So weit war die Sache in der Ordnung, und manche Mitglieder des Clubbs für unbegrenzte Freiheit neigten sich auf die rechte Seite. Es hätte dazu kommen können, daß die rothe Nase und ihre Consorten überstimmt worden wären, und der Möbelhändler wagte schon den schüchternen Vorschlag, der Gesellschaft statt des bisherigen den Namen: »Clubb für gesetzmäßige Freiheit« zu geben, wodurch man für die Wohlfahrt Deutschlands schon viel gewonnen hätte, und mit welcher Errungenschaft sich die exaltirtesten Conservativen zufrieden gestellt hätten.
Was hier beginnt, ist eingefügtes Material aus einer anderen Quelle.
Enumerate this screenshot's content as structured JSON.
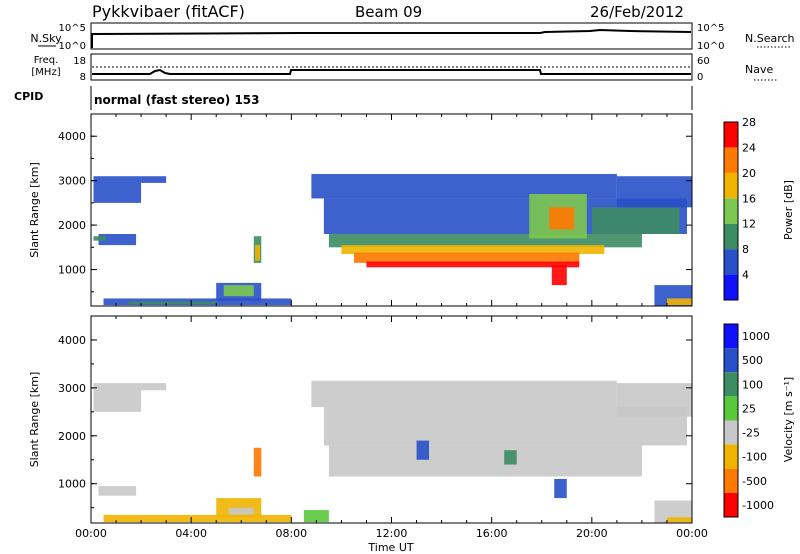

Aber da geschah etwas, was der Sache eine ganz andere Wendung gab, und was in dem Clubb für unbegränzte Freiheit bis jetzt nicht da gewesen war. Es war nämlich 11 Uhr geworden, das Gespräch hatte man außergewöhnlich laut geführt, und es öffnete sich die Thür, und herein trat ein Diener der Polizei, feierlich verkündend, daß die Polizeistunde längst vorüber sei. –

Trauriger Moment! Wie wahr ist das Sprüchwort: Gott bewahre mich vor meinen Freunden, mit meinen Feinden will ich schon fertig werden. Die rothe Nase, wie sie im Begriff war zu thun, eine Rede gehalten für unbegränzte Freiheit, eine Rede, übermenschlich schön, sie hätte weder den Spezereihändler noch den Möbelschreiner verlockt, ihren Antrag auf Aenderung des Namens in Clubb für gesetzmäßige Freiheit aufzugeben. Aber das Erscheinen der Polizei in diesem Augenblick, das Verkündigen der Polizeistunde, so etwas verträgt kein deutscher Bürgersmann und Patriot. Das sah auch die rothe Nase ein; die rothe Nase wußte ganz genau, daß jetzt ihre Sache die siegreiche sei. Ruhig und groß setzte sie sich nieder, ruhig und groß füllte sie ihr Glas, trank es aus und sprach:

»Freie deutsche Männer, die Polizeistunde ist vorüber!«

Der junge blonde Mensch, nachdem er sich überzeugt, daß die Polizei das Haus verlassen, ließ den Hecker leben; die rothe Nase verkündigte, sie behalte sich vor, morgen eine Adresse an die Nationalversammlung vorzulegen, worin das Ministerium anzuklagen sei, daß es durch die fluchwürdige, an das alte verdammliche System erinnernde Einrichtung der Polizeistunde das freie Vereinsrecht der Bürger ungesetzlich schmälere und daß sie, hierauf fußend, morgen den Antrag einbringen wolle, den Namen der Gesellschaft in »Clubb für gesetzlose Freiheit« umzuändern.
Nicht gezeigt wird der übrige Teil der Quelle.